Other People's Opinions Can Expose Your Own
A common discomfort for people is caring too much what others think of them. Other people's opinions start to become significant things. Here is a possible solution...
Usually how we fear to be judged by others, is simply a mirror of how we have already judged ourselves. If we believe something about ourselves, and if we don’t like this belief, if we resist it or aren’t comfortable with it, then we will fear other minds believing the same thing too.
If someone says something to you about yourself that seems to shake or rattle you, it is only because the frequency of their words is hitting that same frequency in you. One belief from someone else touches the same belief within you, and it starts to feel uncomfortable.
If you had huge pink hair that you didn’t like, and someone came up and started pointing it out, then you would probably feel uncomfortable. If you had huge pink hair that you were fully comfortable with, and someone pointed it out, then you wouldn’t mind. If you had black hair and someone made fun of you for having big pink hair, then it wouldn’t make any sense or cause any offence.
It is all about what you believe, and what you haven’t accepted about yourself. Other people show you what you already believe about yourself, and whether you like or dislike the belief.
Our unwillingness to accept our apparent flaws, or our willingness to give credit to them, means we can often be held hostage to the fear of other people noticing them too. If we are completely open to accept all beliefs about ourselves, then they no longer hold such a dense negative frequency within us, and they lose their significance.
So remember that how you fear being judged by others is nothing to do with the others. It is really just a fear of your worst ideas about yourself being exposed and experienced, when we often prefer to keep them hidden and not fully felt.

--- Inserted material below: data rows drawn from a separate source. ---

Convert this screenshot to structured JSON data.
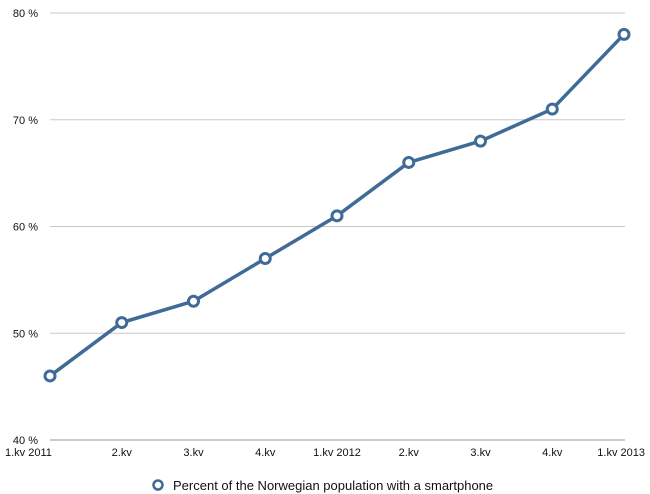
{
  "chart_data": {
    "type": "line",
    "categories": [
      "1.kv 2011",
      "2.kv",
      "3.kv",
      "4.kv",
      "1.kv 2012",
      "2.kv",
      "3.kv",
      "4.kv",
      "1.kv 2013"
    ],
    "series": [
      {
        "name": "Percent of the Norwegian population with a smartphone",
        "values": [
          46,
          51,
          53,
          57,
          61,
          66,
          68,
          71,
          78
        ],
        "color": "#3f6b96"
      }
    ],
    "y_ticks": [
      "40 %",
      "50 %",
      "60 %",
      "70 %",
      "80 %"
    ],
    "ylim": [
      40,
      80
    ],
    "grid": true,
    "legend_position": "bottom-center"
  }
}
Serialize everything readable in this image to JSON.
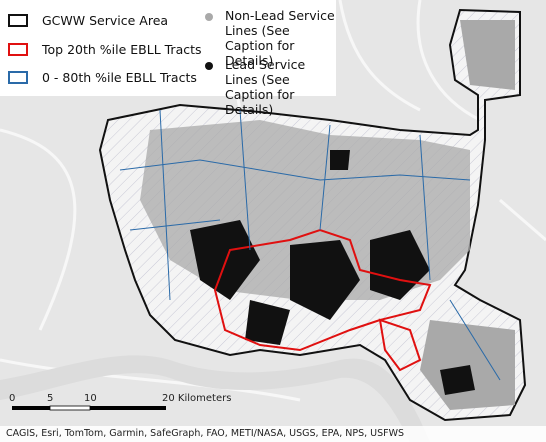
{
  "legend": [
    "GCWW Service Area",
    "Top 20th %ile EBLL Tracts",
    "0 - 80th %ile EBLL Tracts",
    "Non-Lead Service Lines (See Caption for Details)",
    "Lead Service Lines (See Caption for Details)"
  ],
  "scale_bar": [
    "0",
    "5",
    "10",
    "20 Kilometers"
  ],
  "attribution": "CAGIS, Esri, TomTom, Garmin, SafeGraph, FAO, METI/NASA, USGS, EPA, NPS, USFWS"
}
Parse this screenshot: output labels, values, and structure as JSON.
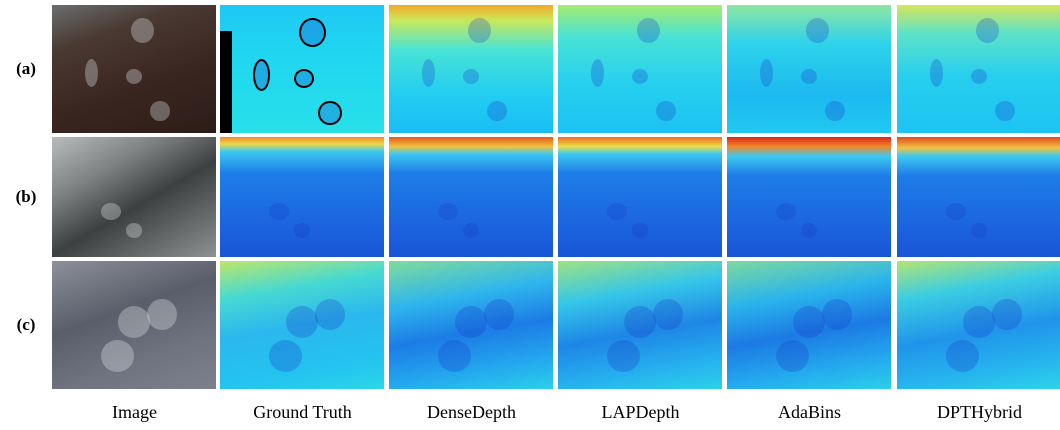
{
  "rows": [
    "(a)",
    "(b)",
    "(c)"
  ],
  "columns": [
    "Image",
    "Ground Truth",
    "DenseDepth",
    "LAPDepth",
    "AdaBins",
    "DPTHybrid"
  ]
}
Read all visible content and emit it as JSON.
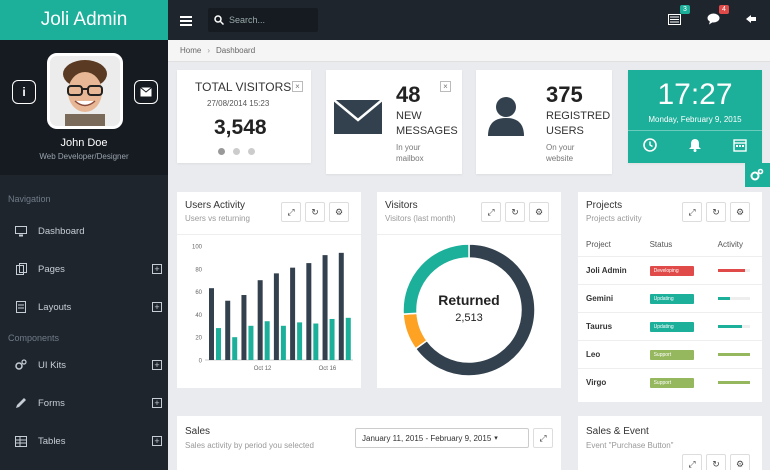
{
  "app": {
    "brand": "Joli Admin"
  },
  "profile": {
    "name": "John Doe",
    "role": "Web Developer/Designer"
  },
  "sidebar": {
    "nav_heading": "Navigation",
    "components_heading": "Components",
    "items": [
      {
        "label": "Dashboard",
        "icon": "desktop-icon"
      },
      {
        "label": "Pages",
        "icon": "pages-icon"
      },
      {
        "label": "Layouts",
        "icon": "layouts-icon"
      },
      {
        "label": "UI Kits",
        "icon": "cogs-icon"
      },
      {
        "label": "Forms",
        "icon": "pencil-icon"
      },
      {
        "label": "Tables",
        "icon": "table-icon"
      }
    ]
  },
  "topbar": {
    "search_placeholder": "Search...",
    "mail_count": "3",
    "messages_count": "4"
  },
  "breadcrumb": {
    "home": "Home",
    "current": "Dashboard"
  },
  "visitors_widget": {
    "title": "TOTAL VISITORS",
    "date": "27/08/2014 15:23",
    "value": "3,548"
  },
  "messages_widget": {
    "count": "48",
    "line1": "NEW",
    "line2": "MESSAGES",
    "sub1": "In your",
    "sub2": "mailbox"
  },
  "users_widget": {
    "count": "375",
    "line1": "REGISTRED",
    "line2": "USERS",
    "sub1": "On your",
    "sub2": "website"
  },
  "clock_widget": {
    "time": "17:27",
    "date": "Monday, February 9, 2015"
  },
  "users_activity": {
    "title": "Users Activity",
    "subtitle": "Users vs returning"
  },
  "visitors_panel": {
    "title": "Visitors",
    "subtitle": "Visitors (last month)",
    "center_label": "Returned",
    "center_value": "2,513"
  },
  "projects": {
    "title": "Projects",
    "subtitle": "Projects activity",
    "headers": [
      "Project",
      "Status",
      "Activity"
    ],
    "rows": [
      {
        "name": "Joli Admin",
        "status": "Developing",
        "status_color": "#e04b4a",
        "activity": 0.85,
        "bar_color": "#e04b4a"
      },
      {
        "name": "Gemini",
        "status": "Updating",
        "status_color": "#1caf9a",
        "activity": 0.4,
        "bar_color": "#1caf9a"
      },
      {
        "name": "Taurus",
        "status": "Updating",
        "status_color": "#1caf9a",
        "activity": 0.75,
        "bar_color": "#1caf9a"
      },
      {
        "name": "Leo",
        "status": "Support",
        "status_color": "#95b75d",
        "activity": 1.0,
        "bar_color": "#95b75d"
      },
      {
        "name": "Virgo",
        "status": "Support",
        "status_color": "#95b75d",
        "activity": 1.0,
        "bar_color": "#95b75d"
      }
    ]
  },
  "sales": {
    "title": "Sales",
    "subtitle": "Sales activity by period you selected",
    "date_range": "January 11, 2015 - February 9, 2015"
  },
  "sales_event": {
    "title": "Sales & Event",
    "subtitle": "Event \"Purchase Button\""
  },
  "colors": {
    "accent": "#1caf9a",
    "dark": "#1f252d",
    "orange": "#fea223",
    "danger": "#e04b4a"
  },
  "chart_data": [
    {
      "type": "bar",
      "title": "",
      "x_tick_labels": [
        "Oct 12",
        "Oct 16"
      ],
      "y_tick_labels": [
        "0",
        "20",
        "40",
        "60",
        "80",
        "100"
      ],
      "ylim": [
        0,
        100
      ],
      "series": [
        {
          "values": [
            63,
            52,
            57,
            70,
            76,
            81,
            85,
            92,
            94
          ]
        },
        {
          "values": [
            28,
            20,
            30,
            34,
            30,
            33,
            32,
            36,
            37
          ]
        }
      ]
    },
    {
      "type": "pie",
      "title": "",
      "slices": [
        {
          "value": 2513,
          "color": "#33414e"
        },
        {
          "value": 0.09,
          "color": "#fea223"
        },
        {
          "value": 0.26,
          "color": "#1caf9a"
        }
      ]
    }
  ]
}
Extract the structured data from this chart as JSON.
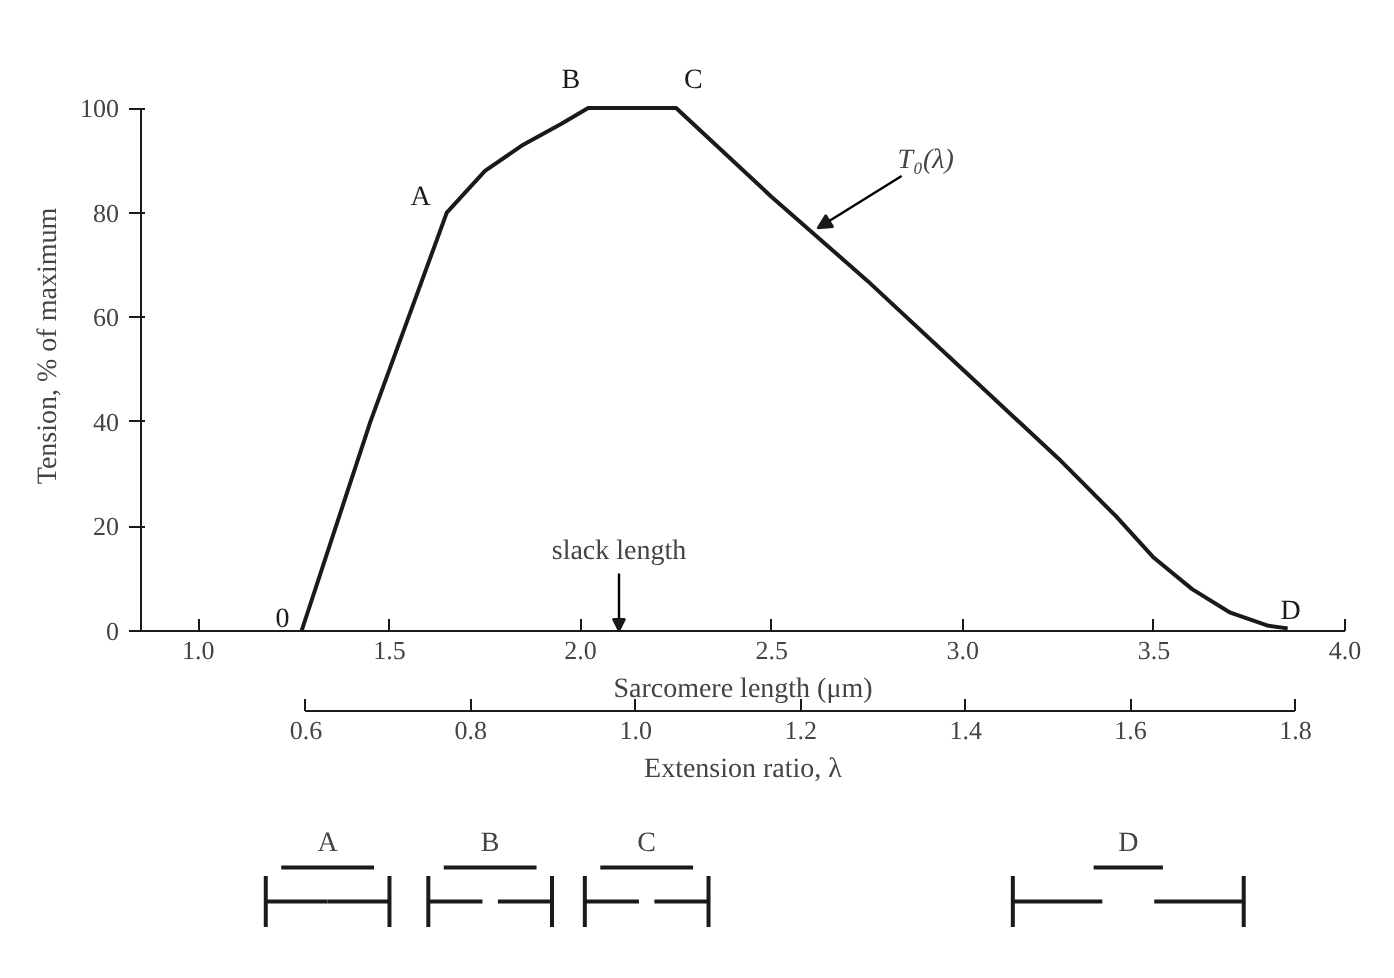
{
  "chart_data": {
    "type": "line",
    "xlabel": "Sarcomere length (μm)",
    "ylabel": "Tension, % of maximum",
    "x2label": "Extension ratio, λ",
    "series": [
      {
        "color": "#1a1a1a",
        "x": [
          1.27,
          1.45,
          1.65,
          1.75,
          1.85,
          1.95,
          2.02,
          2.25,
          2.5,
          2.75,
          3.0,
          3.25,
          3.4,
          3.5,
          3.6,
          3.7,
          3.8,
          3.85
        ],
        "values": [
          0,
          40,
          80,
          88,
          93,
          97,
          100,
          100,
          83,
          67,
          50,
          33,
          22,
          14,
          8,
          3.5,
          1,
          0.5
        ]
      }
    ],
    "xlim": [
      0.85,
      4.0
    ],
    "xticks": [
      {
        "value": 1,
        "label": "1.0"
      },
      1.5,
      {
        "value": 2,
        "label": "2.0"
      },
      2.5,
      {
        "value": 3,
        "label": "3.0"
      },
      3.5,
      {
        "value": 4,
        "label": "4.0"
      }
    ],
    "ylim": [
      0,
      100
    ],
    "yticks": [
      0,
      20,
      40,
      60,
      80,
      100
    ],
    "x2lim": [
      0.4,
      1.86
    ],
    "x2ticks": [
      0.6,
      0.8,
      {
        "value": 1,
        "label": "1.0"
      },
      1.2,
      1.4,
      1.6,
      1.8
    ],
    "grid": false,
    "marker": "none",
    "line_style": "solid",
    "annotations": [
      {
        "text": "0",
        "x": 1.27,
        "y": 0
      },
      {
        "text": "A",
        "x": 1.65,
        "y": 80
      },
      {
        "text": "B",
        "x": 2.02,
        "y": 100
      },
      {
        "text": "C",
        "x": 2.25,
        "y": 100
      },
      {
        "text": "D",
        "x": 3.8,
        "y": 0
      },
      {
        "text": "T₀(λ)",
        "x": 2.62,
        "y": 77
      },
      "slack length",
      "A",
      "B",
      "C",
      "D"
    ]
  }
}
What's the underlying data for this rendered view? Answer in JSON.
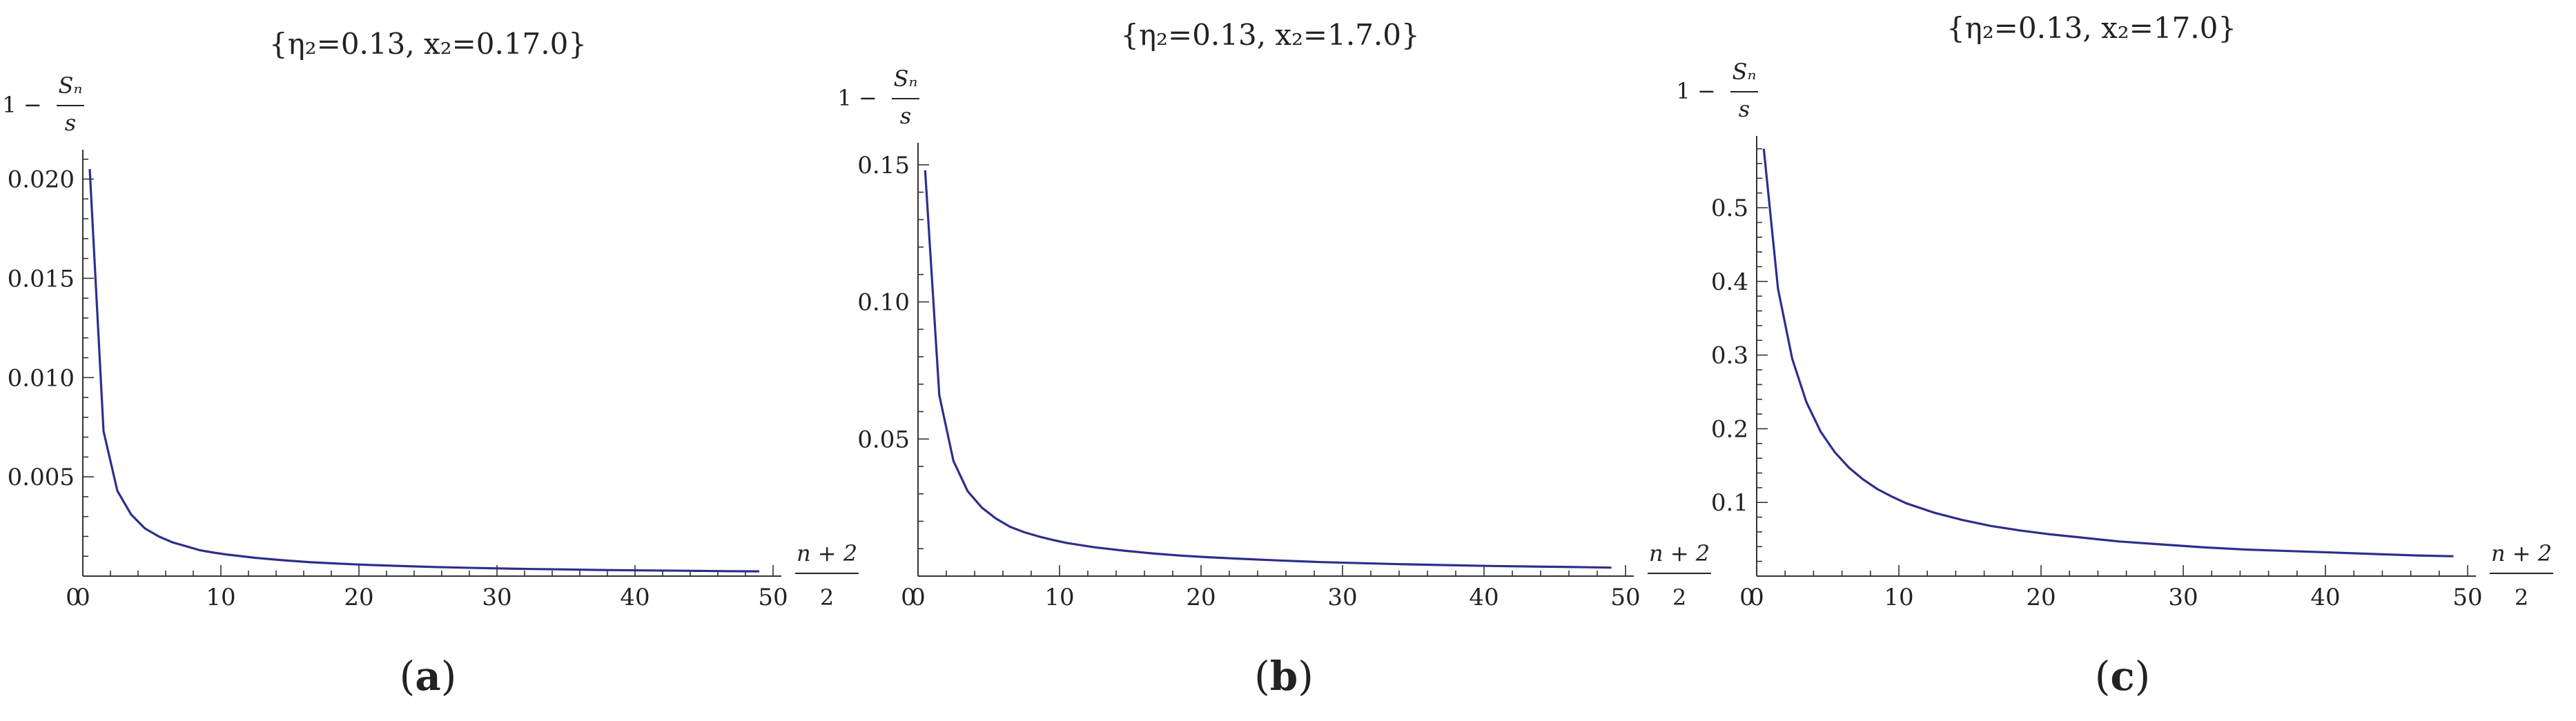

The secret is to expose to yourself what you are believing about yourself that makes you feel low or uncomfortable in any way. Then, realise that these are merely beliefs, opinions, conditioned ideas that are only one personal version of things.
Or, you just accept and welcome the belief so much that it begins to lose its negative charge…
The negative beliefs about ourselves are addictive because they seem to give us an identity. Secretly we would rather be something bad or uncomfortable instead of being nothing at all. Becoming comfortable with nothingness is more empowering than we realise, and gives space for our natural talents or desires to express themselves.